Taking Inventory

8/4/14
I don't know how I'm still alive, sometimes. I've ruined my life like three times and I keep getting chances to start over. Some days I'm like, can I come back? I swear I have nine lives.

 I started off doing everything the way I was taught. I went to church, I got perfect grades, I married my first love. I waited for kids. I went to college and got a job in my field. I paid my bills,my car note, I had my own place to live and carried my husband for two years when he lost his job. 

Then, I got hit with a divorce in the middle of a financial crisis. I collapsed. I moved in with my boss and worked like a slave and tried to find peace. I worked out and lost about 30lbs. I started taking life really slowly and appreciating quiet times and the process it takes to comeback from a tragedy. I learned to work on one thing at a time and not race against some fake clock that no one could hold me to. 

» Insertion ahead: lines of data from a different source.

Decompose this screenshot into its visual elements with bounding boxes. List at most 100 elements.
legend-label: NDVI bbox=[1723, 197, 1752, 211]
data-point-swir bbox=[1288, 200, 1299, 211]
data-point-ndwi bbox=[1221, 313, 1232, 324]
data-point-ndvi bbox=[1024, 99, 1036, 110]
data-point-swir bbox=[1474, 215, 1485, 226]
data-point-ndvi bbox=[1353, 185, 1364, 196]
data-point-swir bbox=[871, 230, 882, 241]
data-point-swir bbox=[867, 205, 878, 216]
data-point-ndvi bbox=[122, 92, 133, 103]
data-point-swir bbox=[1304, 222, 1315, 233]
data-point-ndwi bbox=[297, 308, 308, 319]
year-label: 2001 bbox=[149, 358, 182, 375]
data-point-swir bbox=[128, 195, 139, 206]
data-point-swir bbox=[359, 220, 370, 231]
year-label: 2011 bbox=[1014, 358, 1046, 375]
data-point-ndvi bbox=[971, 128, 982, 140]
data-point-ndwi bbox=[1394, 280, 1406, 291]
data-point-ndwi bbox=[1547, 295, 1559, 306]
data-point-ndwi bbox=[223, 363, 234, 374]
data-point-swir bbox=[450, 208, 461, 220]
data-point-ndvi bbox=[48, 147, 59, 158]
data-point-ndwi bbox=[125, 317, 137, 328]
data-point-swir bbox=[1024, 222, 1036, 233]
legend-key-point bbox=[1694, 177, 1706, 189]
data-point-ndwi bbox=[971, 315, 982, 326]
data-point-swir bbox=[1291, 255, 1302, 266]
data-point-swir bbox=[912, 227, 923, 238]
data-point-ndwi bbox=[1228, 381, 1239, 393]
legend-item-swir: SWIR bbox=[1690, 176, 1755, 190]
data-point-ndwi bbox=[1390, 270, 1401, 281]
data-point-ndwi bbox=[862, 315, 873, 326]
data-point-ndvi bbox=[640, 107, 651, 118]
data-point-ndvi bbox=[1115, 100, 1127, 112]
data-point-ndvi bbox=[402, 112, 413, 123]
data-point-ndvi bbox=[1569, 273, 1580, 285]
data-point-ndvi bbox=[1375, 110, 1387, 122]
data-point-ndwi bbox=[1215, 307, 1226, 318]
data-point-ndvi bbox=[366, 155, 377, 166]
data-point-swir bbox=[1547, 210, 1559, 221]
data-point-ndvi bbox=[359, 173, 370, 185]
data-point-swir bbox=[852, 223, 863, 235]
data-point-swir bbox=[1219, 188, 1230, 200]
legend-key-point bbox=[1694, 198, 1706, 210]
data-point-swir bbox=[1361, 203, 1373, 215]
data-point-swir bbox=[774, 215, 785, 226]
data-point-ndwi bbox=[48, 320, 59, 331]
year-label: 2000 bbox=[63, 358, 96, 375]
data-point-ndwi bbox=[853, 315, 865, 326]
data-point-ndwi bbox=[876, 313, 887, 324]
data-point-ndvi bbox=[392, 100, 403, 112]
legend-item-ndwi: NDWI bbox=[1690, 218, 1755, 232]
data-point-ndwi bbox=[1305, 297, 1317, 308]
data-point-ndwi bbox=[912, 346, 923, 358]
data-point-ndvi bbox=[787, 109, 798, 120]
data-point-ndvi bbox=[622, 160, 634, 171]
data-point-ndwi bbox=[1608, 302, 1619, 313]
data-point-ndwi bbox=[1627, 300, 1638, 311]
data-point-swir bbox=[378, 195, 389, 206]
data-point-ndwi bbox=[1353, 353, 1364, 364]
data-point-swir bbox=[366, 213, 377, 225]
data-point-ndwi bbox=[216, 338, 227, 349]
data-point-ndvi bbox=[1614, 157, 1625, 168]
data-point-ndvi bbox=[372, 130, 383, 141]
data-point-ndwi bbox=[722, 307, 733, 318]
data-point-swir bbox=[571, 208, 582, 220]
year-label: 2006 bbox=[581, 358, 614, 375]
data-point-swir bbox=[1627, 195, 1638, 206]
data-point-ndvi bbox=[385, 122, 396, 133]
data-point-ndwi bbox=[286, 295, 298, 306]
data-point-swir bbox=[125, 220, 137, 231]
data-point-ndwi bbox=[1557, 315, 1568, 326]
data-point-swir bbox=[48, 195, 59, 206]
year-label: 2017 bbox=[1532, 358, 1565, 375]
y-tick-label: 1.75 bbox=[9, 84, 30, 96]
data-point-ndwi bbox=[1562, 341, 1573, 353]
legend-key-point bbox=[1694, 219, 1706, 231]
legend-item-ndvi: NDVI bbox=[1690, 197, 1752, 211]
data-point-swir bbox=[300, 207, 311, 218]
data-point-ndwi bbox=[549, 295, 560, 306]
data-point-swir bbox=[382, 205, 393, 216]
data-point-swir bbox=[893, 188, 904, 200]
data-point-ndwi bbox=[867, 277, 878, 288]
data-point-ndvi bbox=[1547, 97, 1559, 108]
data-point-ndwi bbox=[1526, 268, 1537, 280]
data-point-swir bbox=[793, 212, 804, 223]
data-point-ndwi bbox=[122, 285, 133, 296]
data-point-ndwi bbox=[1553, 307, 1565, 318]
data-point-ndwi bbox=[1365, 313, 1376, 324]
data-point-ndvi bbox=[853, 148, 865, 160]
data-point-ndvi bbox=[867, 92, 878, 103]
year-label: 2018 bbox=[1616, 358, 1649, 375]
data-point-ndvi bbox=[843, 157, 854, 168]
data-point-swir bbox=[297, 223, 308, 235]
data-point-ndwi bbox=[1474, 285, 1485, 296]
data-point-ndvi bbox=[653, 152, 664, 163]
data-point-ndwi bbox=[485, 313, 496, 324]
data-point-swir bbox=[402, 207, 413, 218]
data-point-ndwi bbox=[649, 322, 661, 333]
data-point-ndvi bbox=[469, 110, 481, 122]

Then, my job ended abruptly and my boss sent me back to my family. I was mad that I was abandoned and didn't have a way to get my own place. I moved in with my sister last summer and slept on her couch as I tried to find a job, get a divorce, and navigate a love life. I finally found a good paying job but I lost my life. Then, I put it in the hands of the sociopath.

He gave me so much attention from afar. He always knew what to say. I saved every penny to see him in Texas. I was flying all around for work and for him. Then, it was time to ruin my life again. I thought I was going to live happily ever after in Texas. We were supposed to put everything together and work hard. But my job decided to play me to the left.

Here I was broke and back in Chicago and all because I kept depending on others to be in my corner. I've been slowly coming back from the depression that accompanied having fallen so far off my pedestal. 

Slowly, I will find peace again. Slowly, I will put my career back on track. I'm exactly where I need to be. I don't have to have it all at once. How do you eat an elephant? One bite at a time.

 So, I'm going to respect the process of rebuilding. I don't have to have all the clothes and furniture I want right now. I don't have to have trips lined up. I don't have to have the car I want today. 

I'm just happy to be alive. Happy to have my rent money. Happy to have a new place to work. Happy to have friends. Happy to put food on the table. Happy to pay my phone bill. Happy to get away from my parents. Happy to have a resume that gets interviews. Happy to see my niece grow. 

I will not fall into the trap of keeping up with the joneses. I just want to stay alive and take care of my people. And, they don't got no award for that!!! God always provides. I need to be content so that he can bless me with more.